Ubedilah Badrun Dicopot dari Koordinator Prodi UNJ: Tanpa Keterangan dari Rektor

JAKARTA – Pengamat kebijakan pemerintah Ubedilah Badrun mengakui kabar bahwa dirinya dicopot dari koordinator acara studi (prodi) di tempat Universitas Negeri Ibukota (UNJ). Ubed, sapaan akrabnya, menyatakan pencopotan dirinya tanpa ada penjelasan.
“Tanpa penjelasan dari Rektor. Biasanya ada SK pemberhentian serta pengangkatan dengan alasan di klausul pertimbangan juga seterusnya,” kata Ubed untuk iNews Media Massa Group, Hari Sabtu (1/2/2025).
Terkait pencopotan dirinya, Ubed memohon kementrerian terkait untuk melakukan monitoring atau evaluasi terhadap pola manajemen kemudian pengambilan kebijakan dalam banyak Perguruan Tinggi Negeri Berbadan Hukum (PTNBH).

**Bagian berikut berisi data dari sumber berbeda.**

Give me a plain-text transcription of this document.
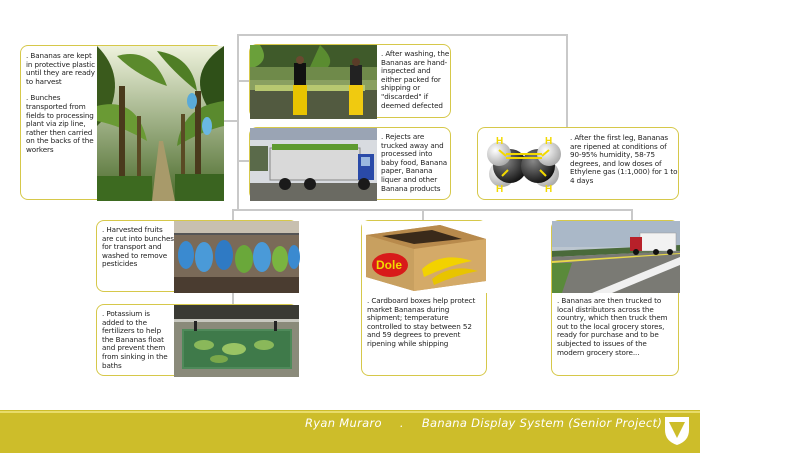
. Bananas are kept in protective plastic until they are ready to harvest

. Bunches transported from fields to processing plant via zip line, rather then carried on the backs of the workers

. After washing, the Bananas are hand-inspected and either packed for shipping or "discarded" if deemed defected

. Rejects are trucked away and processed into baby food, Banana paper, Banana liquer and other Banana products

H	H
H	H

. After the first leg, Bananas are ripened at conditions of 90-95% humidity, 58-75 degrees, and low doses of Ethylene gas (1:1,000) for 1 to 4 days

. Harvested fruits are cut into bunches for transport and washed to remove pesticides

. Potassium is added to the fertilizers to help the Bananas float and prevent them from sinking in the baths

Dole

. Cardboard boxes help protect market Bananas during shipment; temperature controlled to stay between 52 and 59 degrees to prevent ripening while shipping

. Bananas are then trucked to local distributors across the country, which then truck them out to the local grocery stores, ready for purchase and to be subjected to issues of the modern grocery store...

Ryan Muraro . Banana Display System (Senior Project)	Fall 2008 .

“Jika bukan dilakukan, ini bisa saja menjadi ‘bom waktu’. Cukup saya yang digunakan terakhir menjadi korban. Kegelisahan kolektif di tempat banyak universitas sedang terjadi,” ujarnya.
Menurut Ubed, pola kebijakan melawan nama otoritas rektor berpotensi besar terjadinya nepotisme yang mana memproduksi kampus tak sehat dan juga sangat politis.
Lihat Juga Foto: Nurani 98 Laporkan OCCRP ke KPK, Soroti Nama Jokowi di Daftar Pemimpin Paling Korup 2024
Diketahui, Ubedilah Badrun dikenal juga sebagai manusia aktivis yang tersebut kritis. Dia sama-sama beberapa orang Aktivis 98 yang tergabung pada Nurani 98 pernah mendesak Komisi Pemberantasan Korupsi (KPK) untuk mengusut dugaan langkah pidana korupsi lalu Tindak Pidana Pencucian Uang (TPPU) yang tersebut diadakan Presiden ke-7 RI Joko Widodo (Jokowi) lalu keluarganya. Desakan itu merekan lakukan dengan mendatangi Gedung Merah Putih KPK, Selasa (7/1/2025).
Menurut Ubed, KPK sebagai lembaga yang dimaksud berwenang menangani permasalahan korupsi harus berani menelusuri setiap dugaan perbuatan pidana korupsi, termasuk Jokowi kemudian keluarganya. “Agar pada penegakan hukum untuk memberantas korupsi bukan tebang pilih, tiada tumpul ke melawan juga tajam ke bawah, siapa pun sejenis dalam muka hukum, termasuk mantan Presiden Joko Widodo kemudian keluarganya,” kata Ubed pada Gedung Merah Putih KPK, Selasa (7/1/2025).